Добрыня хохотнул, но тут же примолк: к скамейке строевым шагом с мечом наперевес приближался Алеша.
— Разрешите доложить, товарищ начальник заставы?
— Докладай уж, востроглазый, что углядел…
— На шлагбауме требуется перекраска черных полосок.
— Почему не белых? — всерьез изумился Илья, едва не подавившись квасом.
— Белый цвет отражает, черный поглощает, товарищ старший богатырь,- громко отрапортовал Попович.- А потому и изнашивается быстрее.
— Во как! — удовлетворенно и уважительно кивнул Муромец Добрыне.- Учиться надо нам, Никитич. Учиться, учиться и учиться.
Добрыня вяло кивнул, а Илья между тем продолжал поучать стоявшего навытяжку Алешу:
— Вот ты, Лешенька, думаешь, что я совсем спятил. Гоняю тебя почем зря, тереблю попусту. И того ты, милок, не знаешь, что Баранов, заммордух наш единственный, ровнехонько в десять утра на балкон свой выходит и в трубочку поднадзорную заставку мою единственную на вшивость проверяет. Ежели дежурный у шлагбаума околачивается, стало быть, все в порядке, блюдет Муромец дисциплину воинску. А вот ежели о тот час не видать ему Красной армии день, другой и третий, то мне выговор устный. И не выговор мне, побратимушка, в тягость, а морда заммордуха нашего, когда он, крохобор, меня уму-разуму учит. А теперь определи мне время по солнышку, родной.
— Десять ноль пять,- бодро отчитался Алеша.
— Понятно ли, молодец?
Алексей глубокомысленно кивнул и безукоризненно отсалютовал Илье мечом в римско-испанском стиле с элементами фехтовальной школы дружественных янычаров.
— Ну а раз понятно, двигай в дежурку. Там за шкафчиком, ну ты знаешь где… Жбанчик там имеется, если Нестеров его не нашел. Бери три кружки, помидорчиков — и назад.

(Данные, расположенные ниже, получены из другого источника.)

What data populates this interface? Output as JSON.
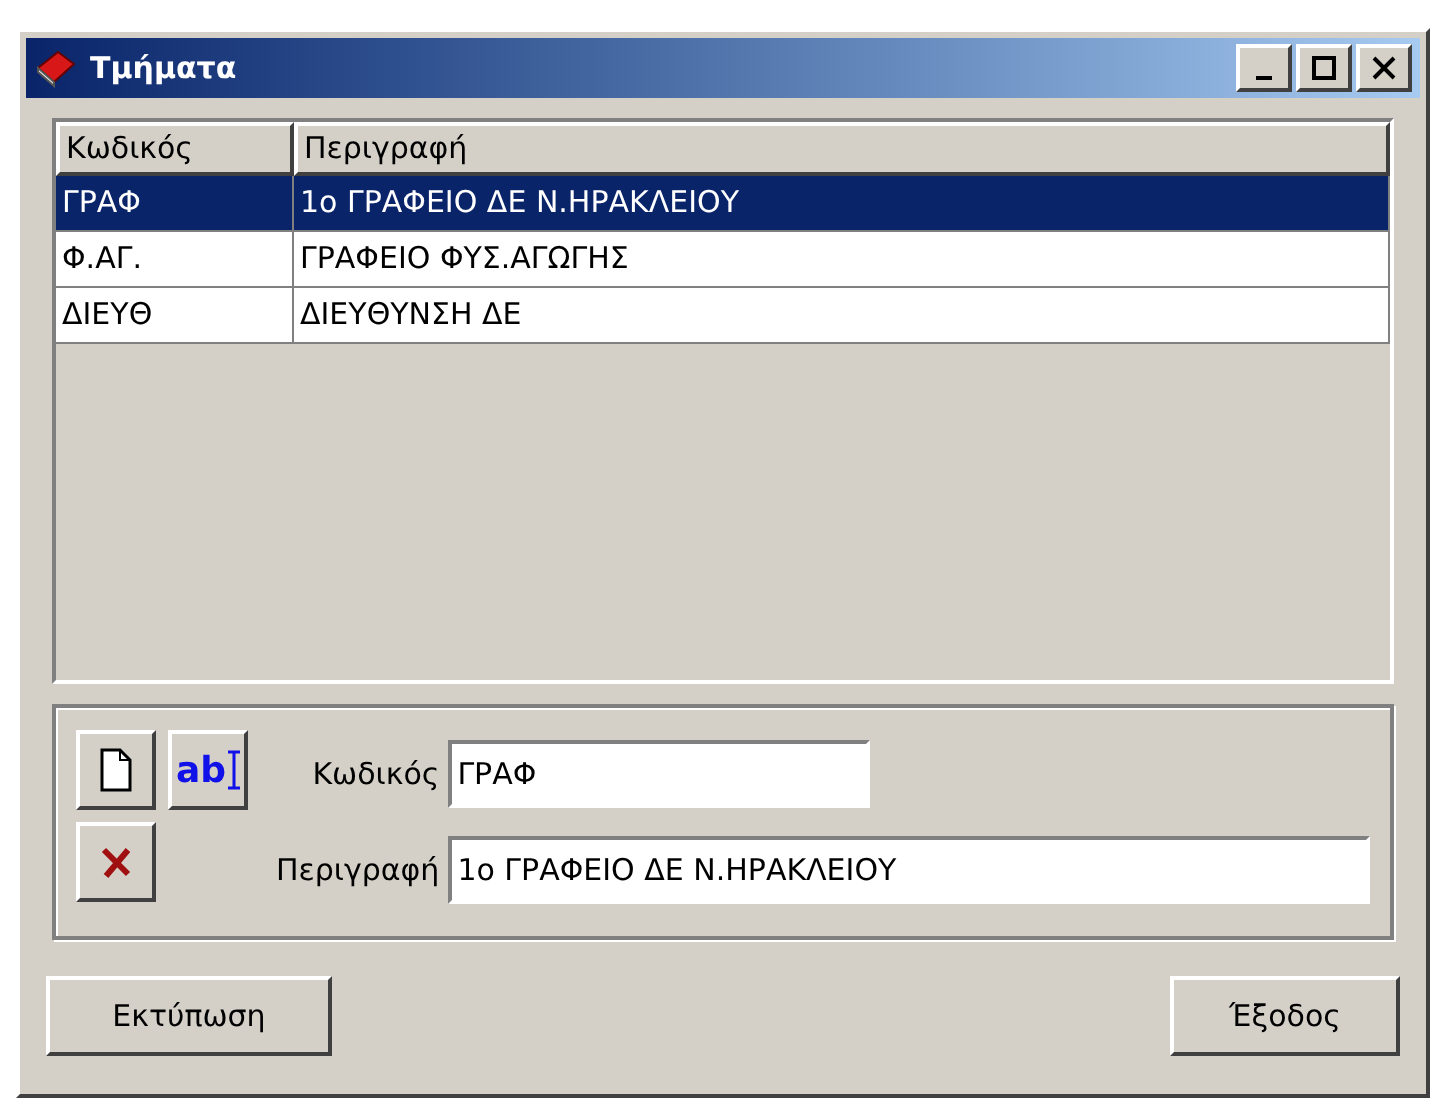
{
  "window": {
    "title": "Τμήματα"
  },
  "table": {
    "columns": [
      "Κωδικός",
      "Περιγραφή"
    ],
    "rows": [
      {
        "cells": [
          "ΓΡΑΦ",
          "1ο ΓΡΑΦΕΙΟ ΔΕ Ν.ΗΡΑΚΛΕΙΟΥ"
        ],
        "selected": true
      },
      {
        "cells": [
          "Φ.ΑΓ.",
          "ΓΡΑΦΕΙΟ ΦΥΣ.ΑΓΩΓΗΣ"
        ],
        "selected": false
      },
      {
        "cells": [
          "ΔΙΕΥΘ",
          "ΔΙΕΥΘΥΝΣΗ ΔΕ"
        ],
        "selected": false
      }
    ]
  },
  "editor": {
    "edit_button": "ab",
    "fields": [
      {
        "label": "Κωδικός",
        "value": "ΓΡΑΦ"
      },
      {
        "label": "Περιγραφή",
        "value": "1ο ΓΡΑΦΕΙΟ ΔΕ Ν.ΗΡΑΚΛΕΙΟΥ"
      }
    ]
  },
  "buttons": {
    "print": "Εκτύπωση",
    "exit": "Έξοδος"
  }
}
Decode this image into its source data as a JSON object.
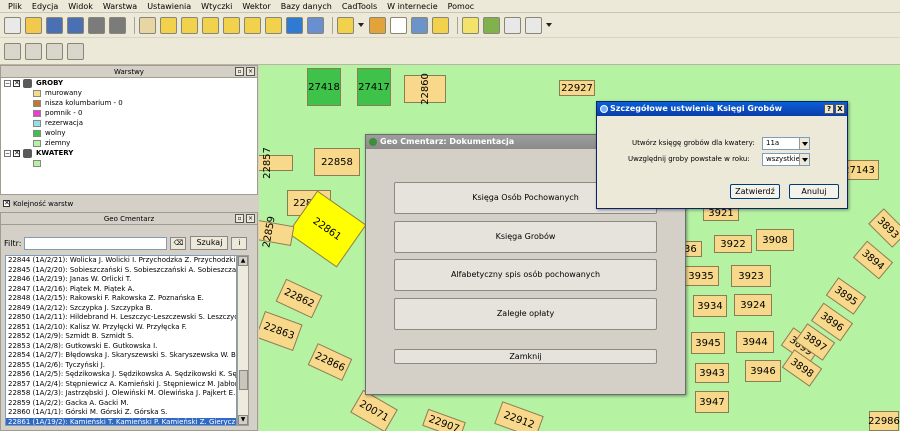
{
  "menubar": [
    "Plik",
    "Edycja",
    "Widok",
    "Warstwa",
    "Ustawienia",
    "Wtyczki",
    "Wektor",
    "Bazy danych",
    "CadTools",
    "W internecie",
    "Pomoc"
  ],
  "toolbar_icons": [
    "new-file-icon",
    "open-icon",
    "save-icon",
    "save-as-icon",
    "print-icon",
    "print-layout-icon",
    "pan-icon",
    "zoom-in-icon",
    "zoom-out-icon",
    "zoom-full-icon",
    "zoom-layer-icon",
    "zoom-selection-icon",
    "zoom-last-icon",
    "refresh-icon",
    "identify-icon",
    "select-icon",
    "deselect-icon",
    "attribute-table-icon",
    "measure-icon",
    "annotation-icon",
    "map-tips-icon",
    "bookmark-icon",
    "field-calc-icon",
    "label-icon"
  ],
  "toolbar2_icons": [
    "digitize-icon",
    "node-tool-icon",
    "edit-tool-icon",
    "snap-tool-icon"
  ],
  "layers_panel": {
    "title": "Warstwy",
    "groups": [
      {
        "name": "GROBY",
        "children": [
          {
            "label": "murowany",
            "color": "#f8d98b"
          },
          {
            "label": "nisza kolumbarium - 0",
            "color": "#c0792d"
          },
          {
            "label": "pomnik - 0",
            "color": "#e83fd0"
          },
          {
            "label": "rezerwacja",
            "color": "#8fe3e8"
          },
          {
            "label": "wolny",
            "color": "#3ec24a"
          },
          {
            "label": "ziemny",
            "color": "#b5f2a2"
          }
        ]
      },
      {
        "name": "KWATERY",
        "children": [
          {
            "label": "",
            "color": "#b5f2a2"
          }
        ]
      }
    ]
  },
  "layer_order_label": "Kolejność warstw",
  "geo_panel": {
    "title": "Geo Cmentarz",
    "filter_label": "Filtr:",
    "filter_value": "",
    "search_label": "Szukaj",
    "records": [
      "22844 (1A/2/21): Wolicka J. Wolicki I. Przychodzka Z. Przychodzki J. W",
      "22845 (1A/2/20): Sobieszczański S. Sobieszczański A. Sobieszczański W",
      "22846 (1A/2/19): Janas W. Orlicki T.",
      "22847 (1A/2/16): Piątek M. Piątek A.",
      "22848 (1A/2/15): Rakowski F. Rakowska Z. Poznańska E.",
      "22849 (1A/2/12): Szczypka J. Szczypka B.",
      "22850 (1A/2/11): Hildebrand H. Leszczyc-Leszczewski S. Leszczyc-Lesz",
      "22851 (1A/2/10): Kalisz W. Przyłęcki W. Przyłęcka F.",
      "22852 (1A/2/9): Szmidt B. Szmidt S.",
      "22853 (1A/2/8): Gutkowski E. Gutkowska I.",
      "22854 (1A/2/7): Błędowska J. Skaryszewski S. Skaryszewska W. Błędo",
      "22855 (1A/2/6): Tyczyński J.",
      "22856 (1A/2/5): Sędzikowska J. Sędzikowska A. Sędzikowski K. Sędziko",
      "22857 (1A/2/4): Stępniewicz A. Kamieński J. Stępniewicz M. Jabłoński T",
      "22858 (1A/2/3): Jastrzębski J. Olewiński M. Olewińska J. Pajkert E. Pa",
      "22859 (1A/2/2): Gacka A. Gacki M.",
      "22860 (1A/1/1): Górski M. Górski Z. Górska S.",
      "22861 (1A/19/2): Kamieński T. Kamieński P. Kamieński Z. Gierycz M. Gie"
    ],
    "selected_index": 17
  },
  "map": {
    "plots": [
      {
        "label": "27418",
        "style": "dark"
      },
      {
        "label": "27417",
        "style": "dark"
      },
      {
        "label": "22860",
        "style": "normal"
      },
      {
        "label": "22927",
        "style": "normal"
      },
      {
        "label": "22857",
        "style": "normal"
      },
      {
        "label": "22858",
        "style": "normal"
      },
      {
        "label": "22868",
        "style": "normal"
      },
      {
        "label": "22861",
        "style": "yellow"
      },
      {
        "label": "22859",
        "style": "normal"
      },
      {
        "label": "22862",
        "style": "normal"
      },
      {
        "label": "22863",
        "style": "normal"
      },
      {
        "label": "22866",
        "style": "normal"
      },
      {
        "label": "20071",
        "style": "normal"
      },
      {
        "label": "22912",
        "style": "normal"
      },
      {
        "label": "22907",
        "style": "normal"
      },
      {
        "label": "3921",
        "style": "normal"
      },
      {
        "label": "3922",
        "style": "normal"
      },
      {
        "label": "3908",
        "style": "normal"
      },
      {
        "label": "3936",
        "style": "normal"
      },
      {
        "label": "3935",
        "style": "normal"
      },
      {
        "label": "3923",
        "style": "normal"
      },
      {
        "label": "3934",
        "style": "normal"
      },
      {
        "label": "3924",
        "style": "normal"
      },
      {
        "label": "3945",
        "style": "normal"
      },
      {
        "label": "3944",
        "style": "normal"
      },
      {
        "label": "3943",
        "style": "normal"
      },
      {
        "label": "3946",
        "style": "normal"
      },
      {
        "label": "3947",
        "style": "normal"
      },
      {
        "label": "3899",
        "style": "normal"
      },
      {
        "label": "3898",
        "style": "normal"
      },
      {
        "label": "3897",
        "style": "normal"
      },
      {
        "label": "3896",
        "style": "normal"
      },
      {
        "label": "3895",
        "style": "normal"
      },
      {
        "label": "3894",
        "style": "normal"
      },
      {
        "label": "3893",
        "style": "normal"
      },
      {
        "label": "27143",
        "style": "normal"
      },
      {
        "label": "22986",
        "style": "normal"
      }
    ]
  },
  "doc_dialog": {
    "title": "Geo Cmentarz: Dokumentacja",
    "buttons": [
      "Księga Osób Pochowanych",
      "Księga Grobów",
      "Alfabetyczny spis osób pochowanych",
      "Zaległe opłaty"
    ],
    "close_label": "Zamknij"
  },
  "settings_dialog": {
    "title": "Szczegółowe ustwienia Księgi Grobów",
    "kwatera_label": "Utwórz księgę grobów dla kwatery:",
    "kwatera_value": "11a",
    "rok_label": "Uwzględnij groby powstałe w roku:",
    "rok_value": "wszystkie",
    "ok_label": "Zatwierdź",
    "cancel_label": "Anuluj",
    "help_label": "?",
    "close_label": "X"
  },
  "colors": {
    "map_bg": "#b5f2a2",
    "plot": "#f8d98b",
    "free_plot": "#3ec24a",
    "selected_plot": "#ffff00",
    "title_active": "#0a3ca8"
  }
}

Илья, явно вдохновленный своей непривычно длинной речью, отодвинулся на скамейке в тень березы и довольно вздохнул. Алеша понимающе хмыкнул, воткнул меч в траву под дерево и ушел на заставу.
Дверь за ним захлопнулась, и тотчас из открытого окна раздалась трель звонящего телефона.
— Илья! — спустя десять секунд заорал Попович, высунувшись на улицу.- Скуратов звонил, тебя к себе требует.
Добрыня вопросительно поднял на Илью свои голубые глаза, которые на глазах же приобрели оттенок дамасской стали.